Repository for SeSE course GPU programming for Machine Learning and Data Processing (version given in November 2021)

This course is a primer in using accelerators, specifically GPUs. In most laptop CPUs these days, the integrated GPU is consuming more silicon space than the rest of the chip, and definitely more than the actual CPU cores (excluding caches). For deep learning-style computations, accelerators like GPUs beat CPU-based implementations hands down, allowing for faster iteration of possible model concepts.

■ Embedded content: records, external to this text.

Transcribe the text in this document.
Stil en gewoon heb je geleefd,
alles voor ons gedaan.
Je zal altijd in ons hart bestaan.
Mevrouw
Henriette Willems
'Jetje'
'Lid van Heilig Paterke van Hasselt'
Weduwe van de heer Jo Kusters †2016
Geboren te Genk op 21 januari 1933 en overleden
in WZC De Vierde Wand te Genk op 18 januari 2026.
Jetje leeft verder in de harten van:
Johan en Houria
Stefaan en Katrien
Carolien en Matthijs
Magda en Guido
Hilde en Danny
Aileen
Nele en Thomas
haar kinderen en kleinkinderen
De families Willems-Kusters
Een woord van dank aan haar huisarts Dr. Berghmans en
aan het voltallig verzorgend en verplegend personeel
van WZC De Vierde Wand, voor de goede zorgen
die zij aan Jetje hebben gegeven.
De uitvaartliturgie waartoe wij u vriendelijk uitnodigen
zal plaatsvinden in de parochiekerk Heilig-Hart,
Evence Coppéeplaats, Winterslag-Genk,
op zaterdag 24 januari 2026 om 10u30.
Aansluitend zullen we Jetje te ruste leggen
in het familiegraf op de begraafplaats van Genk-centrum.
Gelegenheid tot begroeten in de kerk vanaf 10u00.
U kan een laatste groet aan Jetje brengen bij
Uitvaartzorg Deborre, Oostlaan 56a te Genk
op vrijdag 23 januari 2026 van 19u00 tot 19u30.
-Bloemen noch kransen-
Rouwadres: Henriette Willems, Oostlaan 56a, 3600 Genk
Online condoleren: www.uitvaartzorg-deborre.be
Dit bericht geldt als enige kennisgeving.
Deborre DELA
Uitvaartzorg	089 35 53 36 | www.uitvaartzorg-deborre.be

We will consider several ways to access the power of GPUs, both with ready-made frameworks for deep learning, and with code that gives more freedom in expressing what operations you want to perform, from Python and C++. Cursory familiarity with these languages is expected, but we will specifically try to focus on techniques that allow the programmer to focus on semantics, rather than arcane syntax and hardware details. The intended scope of the course is to sample a number of libraries and technologies related to GPU programming, for students with no previous familiarity with their usage, or exclusive familiarity with a single framework.

Together with the strong focus on the accelerator programming for machine learning algorithms, the course will also cover aspects of large-scale machine learning. In particular the needs for continuous analysis of large data volumes. It requires understanding of available infrastructures, tools and technologies, and strategies for efficient data access and management. The course will cover model serving and many-task-computing model for different machine learning algorithms.

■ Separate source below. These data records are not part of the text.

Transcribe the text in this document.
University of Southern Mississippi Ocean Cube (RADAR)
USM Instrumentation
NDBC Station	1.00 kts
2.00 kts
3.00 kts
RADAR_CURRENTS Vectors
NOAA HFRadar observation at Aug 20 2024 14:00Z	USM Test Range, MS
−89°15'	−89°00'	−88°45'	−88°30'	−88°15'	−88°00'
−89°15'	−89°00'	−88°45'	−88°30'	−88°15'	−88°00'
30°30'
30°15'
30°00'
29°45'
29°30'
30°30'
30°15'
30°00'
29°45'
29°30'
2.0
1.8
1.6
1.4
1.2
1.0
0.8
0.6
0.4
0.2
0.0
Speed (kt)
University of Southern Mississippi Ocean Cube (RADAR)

Zoom room details will only be announced in the Slack channel in the sesegpu workspace.

Approximate schedule

Monday

10.15 Lecture 1: Introduction to distributed computing infrastructures

11.15 Lecture 2: Frameworks and strategies for scalable deployments

12.00 Lunch break

13.30 Lab 1: Implement first cloud service (ends at 16:30)

Tuesday

9.15 Lab 2: Large-scale model training and serving using Ansible and Kubernetes.

12.00 Lunch Break

13:30 Lab 2 (ends at 16:30)

Wednesday

9.15 Lectures: GPU vs CPU, deep learning, TensorFlow and Tensorflow contrasted to other frameworks. Ends no later than 12.00 (with breaks).

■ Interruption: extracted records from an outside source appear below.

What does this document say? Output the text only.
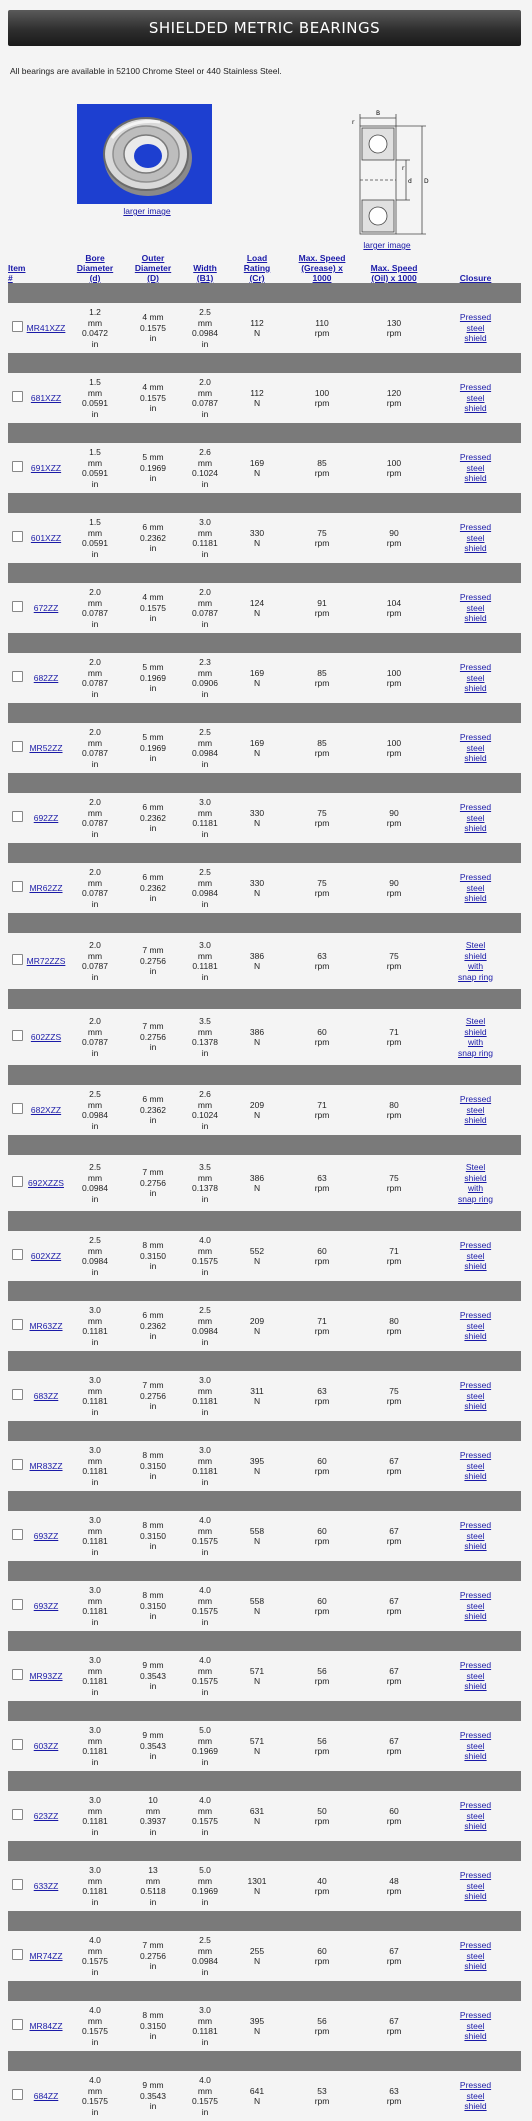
SHIELDED METRIC BEARINGS
All bearings are available in 52100 Chrome Steel or 440 Stainless Steel.
larger image
B
r
r
d D
larger image
Item
#		Bore
Diameter
(d)	Outer
Diameter
(D)	Width
(B1)	Load
Rating
(Cr)	Max. Speed
(Grease) x
1000	Max. Speed
(Oil) x 1000	Closure

	MR41XZZ	1.2
mm
0.0472
in	4 mm
0.1575
in	2.5
mm
0.0984
in	112
N	110
rpm	130
rpm	Pressed
steel
shield

	681XZZ	1.5
mm
0.0591
in	4 mm
0.1575
in	2.0
mm
0.0787
in	112
N	100
rpm	120
rpm	Pressed
steel
shield

	691XZZ	1.5
mm
0.0591
in	5 mm
0.1969
in	2.6
mm
0.1024
in	169
N	85
rpm	100
rpm	Pressed
steel
shield

	601XZZ	1.5
mm
0.0591
in	6 mm
0.2362
in	3.0
mm
0.1181
in	330
N	75
rpm	90
rpm	Pressed
steel
shield

	672ZZ	2.0
mm
0.0787
in	4 mm
0.1575
in	2.0
mm
0.0787
in	124
N	91
rpm	104
rpm	Pressed
steel
shield

	682ZZ	2.0
mm
0.0787
in	5 mm
0.1969
in	2.3
mm
0.0906
in	169
N	85
rpm	100
rpm	Pressed
steel
shield

	MR52ZZ	2.0
mm
0.0787
in	5 mm
0.1969
in	2.5
mm
0.0984
in	169
N	85
rpm	100
rpm	Pressed
steel
shield

	692ZZ	2.0
mm
0.0787
in	6 mm
0.2362
in	3.0
mm
0.1181
in	330
N	75
rpm	90
rpm	Pressed
steel
shield

	MR62ZZ	2.0
mm
0.0787
in	6 mm
0.2362
in	2.5
mm
0.0984
in	330
N	75
rpm	90
rpm	Pressed
steel
shield

	MR72ZZS	2.0
mm
0.0787
in	7 mm
0.2756
in	3.0
mm
0.1181
in	386
N	63
rpm	75
rpm	Steel
shield
with
snap ring

	602ZZS	2.0
mm
0.0787
in	7 mm
0.2756
in	3.5
mm
0.1378
in	386
N	60
rpm	71
rpm	Steel
shield
with
snap ring

	682XZZ	2.5
mm
0.0984
in	6 mm
0.2362
in	2.6
mm
0.1024
in	209
N	71
rpm	80
rpm	Pressed
steel
shield

	692XZZS	2.5
mm
0.0984
in	7 mm
0.2756
in	3.5
mm
0.1378
in	386
N	63
rpm	75
rpm	Steel
shield
with
snap ring

	602XZZ	2.5
mm
0.0984
in	8 mm
0.3150
in	4.0
mm
0.1575
in	552
N	60
rpm	71
rpm	Pressed
steel
shield

	MR63ZZ	3.0
mm
0.1181
in	6 mm
0.2362
in	2.5
mm
0.0984
in	209
N	71
rpm	80
rpm	Pressed
steel
shield

	683ZZ	3.0
mm
0.1181
in	7 mm
0.2756
in	3.0
mm
0.1181
in	311
N	63
rpm	75
rpm	Pressed
steel
shield

	MR83ZZ	3.0
mm
0.1181
in	8 mm
0.3150
in	3.0
mm
0.1181
in	395
N	60
rpm	67
rpm	Pressed
steel
shield

	693ZZ	3.0
mm
0.1181
in	8 mm
0.3150
in	4.0
mm
0.1575
in	558
N	60
rpm	67
rpm	Pressed
steel
shield

	693ZZ	3.0
mm
0.1181
in	8 mm
0.3150
in	4.0
mm
0.1575
in	558
N	60
rpm	67
rpm	Pressed
steel
shield

	MR93ZZ	3.0
mm
0.1181
in	9 mm
0.3543
in	4.0
mm
0.1575
in	571
N	56
rpm	67
rpm	Pressed
steel
shield

	603ZZ	3.0
mm
0.1181
in	9 mm
0.3543
in	5.0
mm
0.1969
in	571
N	56
rpm	67
rpm	Pressed
steel
shield

	623ZZ	3.0
mm
0.1181
in	10
mm
0.3937
in	4.0
mm
0.1575
in	631
N	50
rpm	60
rpm	Pressed
steel
shield

	633ZZ	3.0
mm
0.1181
in	13
mm
0.5118
in	5.0
mm
0.1969
in	1301
N	40
rpm	48
rpm	Pressed
steel
shield

	MR74ZZ	4.0
mm
0.1575
in	7 mm
0.2756
in	2.5
mm
0.0984
in	255
N	60
rpm	67
rpm	Pressed
steel
shield

	MR84ZZ	4.0
mm
0.1575
in	8 mm
0.3150
in	3.0
mm
0.1181
in	395
N	56
rpm	67
rpm	Pressed
steel
shield

	684ZZ	4.0
mm
0.1575
in	9 mm
0.3543
in	4.0
mm
0.1575
in	641
N	53
rpm	63
rpm	Pressed
steel
shield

13.30 Lab 3: Using TensorFlow for optimizing two simple models.

Thursday

9.15 Lecture: The history of "GPGPU" programming. Current frameworks, focusing on Cuda and OpenMP Target and contrasting those against alternatives. Ends no later than 12.00 (with breaks).

13.30 Lab 4: Work on a selected problem (based on examples or prelab) and a framework

Friday

10.15 Lecture: Profiling, debugging, how to approach the project. Ends no later than 12.00.

13.30 Lab 5: Explore project ideas.

15.30 Lecture: Common brainstorming of project ideas, with feedback from teachers regarding what seems feasible and important aspects to consider.